I’ve tried incorporating Nate’s example with Dask into my code and hit TONS of errors, among them:

  1. distributed.worker - ERROR - Scheduler was unaware of this worker ' tcp://127.0.0.1:44113 '. Shutting down.
  2. distributed.core - Event loop was unresponsive in Worker for 37.67s. This is often caused by long-running GIL-holding functions or moving large chunks of data. This can cause timeouts and instability
  3. ERROR | distributed.scheduler - Couldn't gather keys {'async_run_command-e861b9bc963ae0ddb86bbe123dfc1ad5': [' tcp://127.0.0.1:34995 ']} state: ['memory'] workers: [' tcp://127.0.0.1:34995 ']
  4. distributed.scheduler - ERROR - Shut down workers that don't have promised key: [' tcp://127.0.0.1:34995 ']
  5. WARNING | distributed.nanny - Worker process still alive after 3.1999989318847657 seconds, killing

So this is where I’m stuck now, still looking for the best approach.
Ideally, I won’t have to incorporate Dask, given the overhead and the errors it currently outputs. I don’t see why Python’s native multiprocessing can’t be supported out of the box.

1 Like

Adding @grigolet 's issue as well: Prefect 2 hangs when using ProcessPoolExecutor
and his great minimal example: GitHub - grigolet/prefect-demo: Demo for troubleshooting prefect issue

So this is where I’m stuck now, still looking for the best approach. Ideally, I won’t have to incorporate Dask, given the overhead and the errors it currently outputs. I don’t see why Python’s native multiprocessing can’t be supported out of the box.

Thanks a lot for the detailed report on your side!
It is true that is a bit weird that python’s native multiprocessing seems to not behave as we would like. However, I think this has to do with prefect 2, because with v1 I don’t have such issue

I guess it’s good to know that this was working on Prefect 1 and seems like a regression but we’ve kicked off with Prefect only a couple of months ago, directly using Prefect 2 and definitely not going to downgrade just to address this issue.
Truly hope someone from Prefect’s Engineering/Product team will pick this up.

thank you @grigolet and @ori-scala for the detailed discussion!

when possible, I will take a look at the examples linked above and try to understand if there’s something we can do here.

1 Like

Thanks Nate! Crossing my fingers here :slight_smile:

Hi @nate, how goes?
Any update on this one? It’s becoming a bigger obstacle for us with every day that passes and I’d be thrilled if we could get it solved.
Thanks,
Ori.

Also seeing this issue…trying to use multiprocessing.Pool starmap and our flow is just hanging when it hits this.

The interesting thing is that it runs fine locally and only hangs on our ECS infra.

1 Like

I had something similar, don’t know if this is right though, but I will share…

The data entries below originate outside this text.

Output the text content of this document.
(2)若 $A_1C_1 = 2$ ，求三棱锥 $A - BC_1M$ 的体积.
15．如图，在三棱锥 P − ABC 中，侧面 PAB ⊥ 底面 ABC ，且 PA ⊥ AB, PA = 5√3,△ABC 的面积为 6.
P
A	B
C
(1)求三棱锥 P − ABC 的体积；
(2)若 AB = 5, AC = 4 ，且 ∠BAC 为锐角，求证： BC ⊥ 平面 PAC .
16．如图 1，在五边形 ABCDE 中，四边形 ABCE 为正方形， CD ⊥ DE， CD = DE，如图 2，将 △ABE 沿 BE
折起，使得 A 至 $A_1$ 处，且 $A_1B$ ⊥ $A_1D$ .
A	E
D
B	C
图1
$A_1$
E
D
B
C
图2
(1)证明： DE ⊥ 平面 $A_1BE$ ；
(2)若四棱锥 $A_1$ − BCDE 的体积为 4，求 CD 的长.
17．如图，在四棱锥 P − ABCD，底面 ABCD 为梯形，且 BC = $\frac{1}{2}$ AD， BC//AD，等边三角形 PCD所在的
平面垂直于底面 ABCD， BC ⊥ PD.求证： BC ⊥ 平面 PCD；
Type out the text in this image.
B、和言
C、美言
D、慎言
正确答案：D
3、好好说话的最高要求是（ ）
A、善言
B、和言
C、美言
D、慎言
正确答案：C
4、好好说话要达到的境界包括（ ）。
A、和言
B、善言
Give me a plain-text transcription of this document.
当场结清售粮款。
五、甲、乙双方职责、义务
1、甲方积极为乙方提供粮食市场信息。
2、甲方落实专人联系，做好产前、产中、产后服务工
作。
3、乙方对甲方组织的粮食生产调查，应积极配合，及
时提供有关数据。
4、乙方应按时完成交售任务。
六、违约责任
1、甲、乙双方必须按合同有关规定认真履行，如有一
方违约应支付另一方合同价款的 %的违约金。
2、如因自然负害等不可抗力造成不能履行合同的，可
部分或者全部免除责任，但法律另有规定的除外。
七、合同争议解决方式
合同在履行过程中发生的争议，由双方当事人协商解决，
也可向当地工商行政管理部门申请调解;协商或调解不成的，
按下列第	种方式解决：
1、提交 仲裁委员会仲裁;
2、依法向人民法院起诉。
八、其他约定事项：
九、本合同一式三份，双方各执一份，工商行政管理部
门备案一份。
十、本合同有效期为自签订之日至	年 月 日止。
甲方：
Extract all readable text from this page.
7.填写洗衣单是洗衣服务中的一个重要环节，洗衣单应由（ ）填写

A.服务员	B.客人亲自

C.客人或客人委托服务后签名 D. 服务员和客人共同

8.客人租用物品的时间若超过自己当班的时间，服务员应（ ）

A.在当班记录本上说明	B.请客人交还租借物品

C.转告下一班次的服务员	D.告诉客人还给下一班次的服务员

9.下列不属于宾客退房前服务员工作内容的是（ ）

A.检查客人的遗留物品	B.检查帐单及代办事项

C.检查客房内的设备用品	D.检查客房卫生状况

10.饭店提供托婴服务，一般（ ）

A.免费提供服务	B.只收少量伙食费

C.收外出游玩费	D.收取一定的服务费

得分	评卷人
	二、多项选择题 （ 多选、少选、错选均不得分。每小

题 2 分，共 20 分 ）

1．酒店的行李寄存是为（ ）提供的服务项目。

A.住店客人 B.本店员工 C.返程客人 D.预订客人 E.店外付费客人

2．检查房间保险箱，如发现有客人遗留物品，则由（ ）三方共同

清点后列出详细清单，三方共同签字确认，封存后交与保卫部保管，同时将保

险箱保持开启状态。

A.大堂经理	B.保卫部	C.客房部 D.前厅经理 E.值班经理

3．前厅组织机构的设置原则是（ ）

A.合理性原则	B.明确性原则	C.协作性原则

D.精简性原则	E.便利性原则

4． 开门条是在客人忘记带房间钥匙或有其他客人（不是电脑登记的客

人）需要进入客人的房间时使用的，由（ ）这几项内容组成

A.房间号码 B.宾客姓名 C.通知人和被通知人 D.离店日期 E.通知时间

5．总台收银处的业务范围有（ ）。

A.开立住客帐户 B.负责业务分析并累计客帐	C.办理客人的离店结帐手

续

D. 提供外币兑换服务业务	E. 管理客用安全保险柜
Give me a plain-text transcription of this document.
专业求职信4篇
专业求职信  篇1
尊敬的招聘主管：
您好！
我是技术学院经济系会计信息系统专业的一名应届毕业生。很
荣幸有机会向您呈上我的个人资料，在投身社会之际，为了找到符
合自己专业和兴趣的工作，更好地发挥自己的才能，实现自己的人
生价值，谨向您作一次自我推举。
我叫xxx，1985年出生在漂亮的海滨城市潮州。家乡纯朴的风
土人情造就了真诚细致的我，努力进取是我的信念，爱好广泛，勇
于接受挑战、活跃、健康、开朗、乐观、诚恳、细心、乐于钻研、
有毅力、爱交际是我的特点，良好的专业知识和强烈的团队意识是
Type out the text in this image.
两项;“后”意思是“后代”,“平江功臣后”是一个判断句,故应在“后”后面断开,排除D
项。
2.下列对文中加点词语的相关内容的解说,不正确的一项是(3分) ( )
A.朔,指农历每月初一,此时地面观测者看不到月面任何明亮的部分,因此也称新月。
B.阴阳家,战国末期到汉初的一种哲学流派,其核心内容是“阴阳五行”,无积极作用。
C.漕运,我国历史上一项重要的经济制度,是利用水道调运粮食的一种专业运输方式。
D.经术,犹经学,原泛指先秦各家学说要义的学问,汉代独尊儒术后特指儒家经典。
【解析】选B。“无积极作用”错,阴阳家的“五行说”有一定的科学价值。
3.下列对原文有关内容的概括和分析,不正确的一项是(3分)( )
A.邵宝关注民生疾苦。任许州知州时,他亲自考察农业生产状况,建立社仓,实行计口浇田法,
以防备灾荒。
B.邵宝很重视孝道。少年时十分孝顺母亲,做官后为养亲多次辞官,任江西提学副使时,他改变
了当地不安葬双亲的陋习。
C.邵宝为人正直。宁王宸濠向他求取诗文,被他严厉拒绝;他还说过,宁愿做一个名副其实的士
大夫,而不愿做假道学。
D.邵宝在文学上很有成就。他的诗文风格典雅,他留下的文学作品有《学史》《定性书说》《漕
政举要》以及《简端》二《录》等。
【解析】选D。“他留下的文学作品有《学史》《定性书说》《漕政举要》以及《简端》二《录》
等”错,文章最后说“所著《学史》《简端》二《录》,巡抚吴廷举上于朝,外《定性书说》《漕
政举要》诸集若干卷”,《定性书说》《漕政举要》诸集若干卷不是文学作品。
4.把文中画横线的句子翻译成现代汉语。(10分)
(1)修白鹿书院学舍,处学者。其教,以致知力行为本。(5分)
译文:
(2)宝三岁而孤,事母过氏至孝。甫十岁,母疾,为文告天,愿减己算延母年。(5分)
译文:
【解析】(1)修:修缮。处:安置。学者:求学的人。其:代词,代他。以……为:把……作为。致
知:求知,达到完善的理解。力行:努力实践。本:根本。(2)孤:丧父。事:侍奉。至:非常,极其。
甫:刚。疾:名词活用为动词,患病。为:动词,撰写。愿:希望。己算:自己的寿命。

I took out pool.join() and increased memory to next setting for my process, and it worked for me.

Without pool.join(), the main thread won’t wait for the rest of the the processes to complete so I’m not sure how it would work for our use case…

ahh good point, sorry, my suggestion is way off haha

1 Like

sorry for the latency here @ori-scala

is this issue close enough to what you’re describing? or would you like to open a separate issue for this

this may require some research

Hi Nate, I think these are pretty similar, thanks for connecting between the 2. I’d be happy to test it as soon as the github issue is reported as closed and report back here.